Ainsi, d’idée en idée, et par des conséquences fort logiques selon le cœur, si elles ne l’étaient pas selon l’esprit, elle arrivait inévitablement, à la fin de chaque réflexion, au point où son amant avait voulu l’amener. Le désir d’une explication avec lui, qu’elle n’osait s’avouer d’abord par un sentiment d’orgueil, prenait de jour en jour une intensité si grande qu’à la fin Octave lui-même ne pouvait désirer avec plus d’ardeur cet entretien. Depuis qu’elle se voyait sevrée de ces mille offrandes dont il lui avait fait une trop chère habitude, elle en sentait mieux le prix; la privation momentanée des délices de cette tendresse dangereuse, mais si douce, lui avait creusé dans l’âme un vide qui lui faisait pressentir quel néant deviendrait sa vie, si elle était condamnée désormais à l’isolement. Avec l’énergie particulière à la souffrance, elle regretta l’amour plus encore qu’elle ne l’avait goûté; comme on trouve le jour plus beau quand la nuit est venue. Maintenant qu’Octave semblait prêt à l’oublier, elle sentait qu’elle le chérissait avec une tendresse portée jusqu’à l’adoration. Elle se reprochait sa dureté envers lui, plus qu’elle ne s’était jamais reproché sa faiblesse. Il était des instants où son regret lui conseillait des démarches si imprudentes, de si téméraires folies, qu’elle s’effrayait de ses propres pensées. Son antipathie pour tout ce qui n’était pas lui s’augmentait à un tel degré, au milieu de cette irritation d’esprit, que les devoirs de famille les plus simples lui devenaient odieux et pénibles. Il semblait que toutes les personnes dont elle était entourée fussent autant d’ennemis qui la séparaient du bonheur; car le bonheur, c’était Octave; le bonheur, c’était d’entendre sa voix douce et pénétrante la bercer tout bas de ces mots enchantés qui savent les chemins du cœur; c’était de lire ses lettres, où la passion la plus enthousiaste empruntait des séductions nouvelles aux grâces d’un esprit aussi noble que fin; c’était de recevoir le baiser de son âme dans un de ses regards; et ce bonheur, paroles, lettres, regards, elle avait tout perdu!
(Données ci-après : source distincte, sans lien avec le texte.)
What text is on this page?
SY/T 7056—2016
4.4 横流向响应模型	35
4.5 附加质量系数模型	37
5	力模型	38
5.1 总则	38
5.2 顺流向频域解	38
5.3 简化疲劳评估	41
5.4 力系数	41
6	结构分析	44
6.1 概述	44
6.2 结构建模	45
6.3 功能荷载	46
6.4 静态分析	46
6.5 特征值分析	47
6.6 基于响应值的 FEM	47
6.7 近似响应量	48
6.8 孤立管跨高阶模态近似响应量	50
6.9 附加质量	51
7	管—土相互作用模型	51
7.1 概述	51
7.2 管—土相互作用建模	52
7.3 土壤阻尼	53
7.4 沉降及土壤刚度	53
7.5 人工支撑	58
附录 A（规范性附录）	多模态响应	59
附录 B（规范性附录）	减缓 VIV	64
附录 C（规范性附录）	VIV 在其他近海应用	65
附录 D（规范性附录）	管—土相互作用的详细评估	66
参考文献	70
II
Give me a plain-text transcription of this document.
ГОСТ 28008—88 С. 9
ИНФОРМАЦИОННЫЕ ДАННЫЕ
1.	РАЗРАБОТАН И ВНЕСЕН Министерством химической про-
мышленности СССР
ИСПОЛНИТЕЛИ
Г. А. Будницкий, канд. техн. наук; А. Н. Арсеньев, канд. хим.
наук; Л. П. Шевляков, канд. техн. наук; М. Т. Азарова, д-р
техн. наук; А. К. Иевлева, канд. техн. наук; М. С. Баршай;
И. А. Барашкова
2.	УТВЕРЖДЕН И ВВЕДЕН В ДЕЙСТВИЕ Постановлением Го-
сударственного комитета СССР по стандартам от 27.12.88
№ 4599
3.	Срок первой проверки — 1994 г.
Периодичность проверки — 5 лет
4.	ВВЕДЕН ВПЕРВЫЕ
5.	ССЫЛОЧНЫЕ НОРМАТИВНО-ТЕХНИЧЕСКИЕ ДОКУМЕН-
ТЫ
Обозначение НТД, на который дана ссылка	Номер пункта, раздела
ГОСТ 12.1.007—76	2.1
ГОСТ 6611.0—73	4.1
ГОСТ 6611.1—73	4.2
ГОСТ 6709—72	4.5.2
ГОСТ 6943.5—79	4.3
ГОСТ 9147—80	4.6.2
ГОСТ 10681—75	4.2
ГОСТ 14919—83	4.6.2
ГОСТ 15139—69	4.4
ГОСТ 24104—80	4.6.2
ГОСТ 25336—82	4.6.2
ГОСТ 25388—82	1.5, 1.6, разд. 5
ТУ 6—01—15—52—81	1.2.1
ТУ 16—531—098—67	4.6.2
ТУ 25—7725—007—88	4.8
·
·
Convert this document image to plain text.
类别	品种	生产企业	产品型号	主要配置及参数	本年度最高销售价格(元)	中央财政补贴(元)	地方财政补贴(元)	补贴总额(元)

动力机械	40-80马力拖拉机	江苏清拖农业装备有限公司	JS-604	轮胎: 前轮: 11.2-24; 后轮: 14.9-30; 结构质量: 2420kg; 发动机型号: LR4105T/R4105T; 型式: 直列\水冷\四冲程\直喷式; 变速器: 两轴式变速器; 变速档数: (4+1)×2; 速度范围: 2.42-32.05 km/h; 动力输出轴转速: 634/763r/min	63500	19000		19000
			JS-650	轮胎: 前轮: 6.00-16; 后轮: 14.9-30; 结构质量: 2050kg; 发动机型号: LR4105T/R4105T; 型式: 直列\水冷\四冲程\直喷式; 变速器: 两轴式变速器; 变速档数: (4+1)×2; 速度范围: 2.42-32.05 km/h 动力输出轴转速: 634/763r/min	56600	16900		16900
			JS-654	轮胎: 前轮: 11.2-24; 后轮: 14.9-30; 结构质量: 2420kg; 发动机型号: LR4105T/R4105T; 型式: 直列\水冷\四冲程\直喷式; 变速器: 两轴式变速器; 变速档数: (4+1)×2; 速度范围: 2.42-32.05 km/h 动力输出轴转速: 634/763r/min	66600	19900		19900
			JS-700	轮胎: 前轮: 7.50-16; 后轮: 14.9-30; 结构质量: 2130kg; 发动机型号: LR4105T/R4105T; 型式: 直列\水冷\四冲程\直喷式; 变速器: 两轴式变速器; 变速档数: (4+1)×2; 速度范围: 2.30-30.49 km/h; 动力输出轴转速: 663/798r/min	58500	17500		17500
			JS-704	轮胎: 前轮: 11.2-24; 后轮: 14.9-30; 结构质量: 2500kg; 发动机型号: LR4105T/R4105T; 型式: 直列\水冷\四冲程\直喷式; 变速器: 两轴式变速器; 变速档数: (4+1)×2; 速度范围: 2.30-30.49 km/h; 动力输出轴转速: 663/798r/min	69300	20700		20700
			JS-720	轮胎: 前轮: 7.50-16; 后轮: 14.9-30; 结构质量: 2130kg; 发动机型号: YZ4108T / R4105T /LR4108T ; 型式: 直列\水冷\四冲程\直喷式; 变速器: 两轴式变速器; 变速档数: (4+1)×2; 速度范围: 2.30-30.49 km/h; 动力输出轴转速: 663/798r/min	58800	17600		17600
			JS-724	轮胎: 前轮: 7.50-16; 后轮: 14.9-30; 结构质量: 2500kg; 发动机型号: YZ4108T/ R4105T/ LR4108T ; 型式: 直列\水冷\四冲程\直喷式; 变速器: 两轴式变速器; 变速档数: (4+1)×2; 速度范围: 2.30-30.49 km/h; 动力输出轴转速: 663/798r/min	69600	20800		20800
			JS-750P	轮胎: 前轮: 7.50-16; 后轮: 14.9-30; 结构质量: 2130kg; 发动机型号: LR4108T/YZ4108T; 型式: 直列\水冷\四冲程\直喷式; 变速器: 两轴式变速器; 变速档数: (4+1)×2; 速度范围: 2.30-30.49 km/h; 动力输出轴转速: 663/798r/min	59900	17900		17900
Le soir du quatrième jour, elle trouva ce supplice au-dessus de ses forces.
J’en deviendrais folle, pensa-t-elle; demain je lui parlerai.
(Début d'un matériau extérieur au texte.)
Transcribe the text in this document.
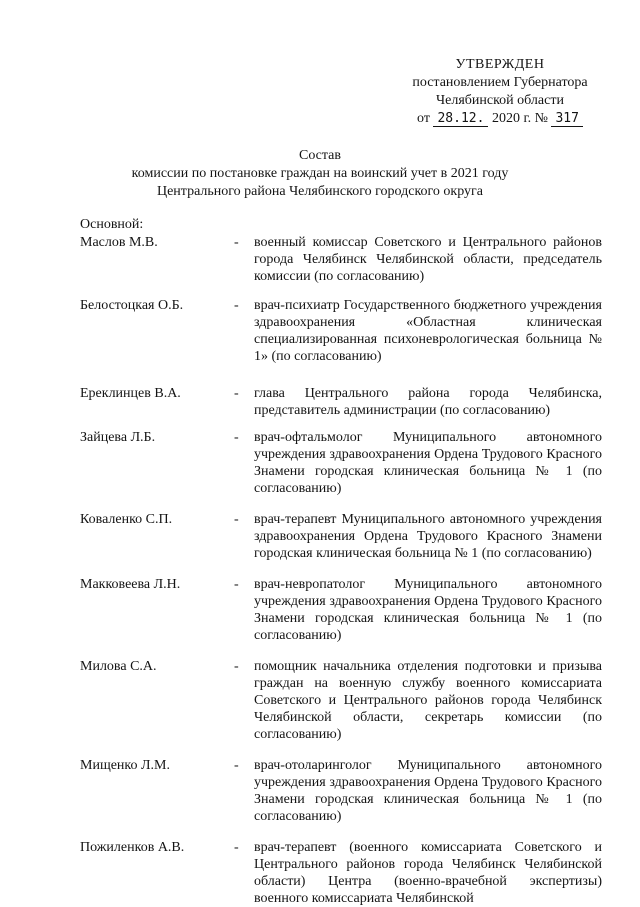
УТВЕРЖДЕН
постановлением Губернатора
Челябинской области
от 28.12. 2020 г. № 317
Состав
комиссии по постановке граждан на воинский учет в 2021 году
Центрального района Челябинского городского округа
Основной:
Маслов М.В.	-	военный комиссар Советского и Центрального районов города Челябинск Челябинской области, председатель комиссии (по согласованию)
Белостоцкая О.Б.	-	врач-психиатр Государственного бюджетного учреждения здравоохранения «Областная клиническая специализированная психоневрологическая больница № 1» (по согласованию)
Ереклинцев В.А.	-	глава Центрального района города Челябинска, представитель администрации (по согласованию)
Зайцева Л.Б.	-	врач-офтальмолог Муниципального автономного учреждения здравоохранения Ордена Трудового Красного Знамени городская клиническая больница № 1 (по согласованию)
Коваленко С.П.	-	врач-терапевт Муниципального автономного учреждения здравоохранения Ордена Трудового Красного Знамени городская клиническая больница № 1 (по согласованию)
Макковеева Л.Н.	-	врач-невропатолог Муниципального автономного учреждения здравоохранения Ордена Трудового Красного Знамени городская клиническая больница № 1 (по согласованию)
Милова С.А.	-	помощник начальника отделения подготовки и призыва граждан на военную службу военного комиссариата Советского и Центрального районов города Челябинск Челябинской области, секретарь комиссии (по согласованию)
Мищенко Л.М.	-	врач-отоларинголог Муниципального автономного учреждения здравоохранения Ордена Трудового Красного Знамени городская клиническая больница № 1 (по согласованию)
Пожиленков А.В.	-	врач-терапевт (военного комиссариата Советского и Центрального районов города Челябинск Челябинской области) Центра (военно-врачебной экспертизы) военного комиссариата Челябинской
A peu près dans le même instant, Gerfaut se disait de son côté: Demain j’aurai un entretien avec elle. Ainsi, par une étrange sympathie, leurs deux cœurs semblaient s’entendre malgré leur séparation. Mais ce qui était entraînement irrésistible dans celui de Clémence n’était chez son amant qu’une détermination résultant d’un calcul pour ainsi dire mathématique. A l’aide de ce don de seconde vue que possèdent en amour les hommes intelligents, il avait suivi nuance à nuance les variations passionnées de l’âme de Mme de Bergenheim; sans qu’elle lui eût adressé un mot, et malgré le voile indifférent ou dédaigneux dont elle avait encore le courage de s’envelopper, il n’avait pas perdu une seule des souffrances éprouvées par elle depuis quatre jours. Maintenant il la jugeait assez abattue pour qu’il pût risquer une démarche jusque-là dangereuse; et avec l’égoïsme commun à tous les hommes, même aux mieux aimants, il espérait sa faiblesse de son chagrin.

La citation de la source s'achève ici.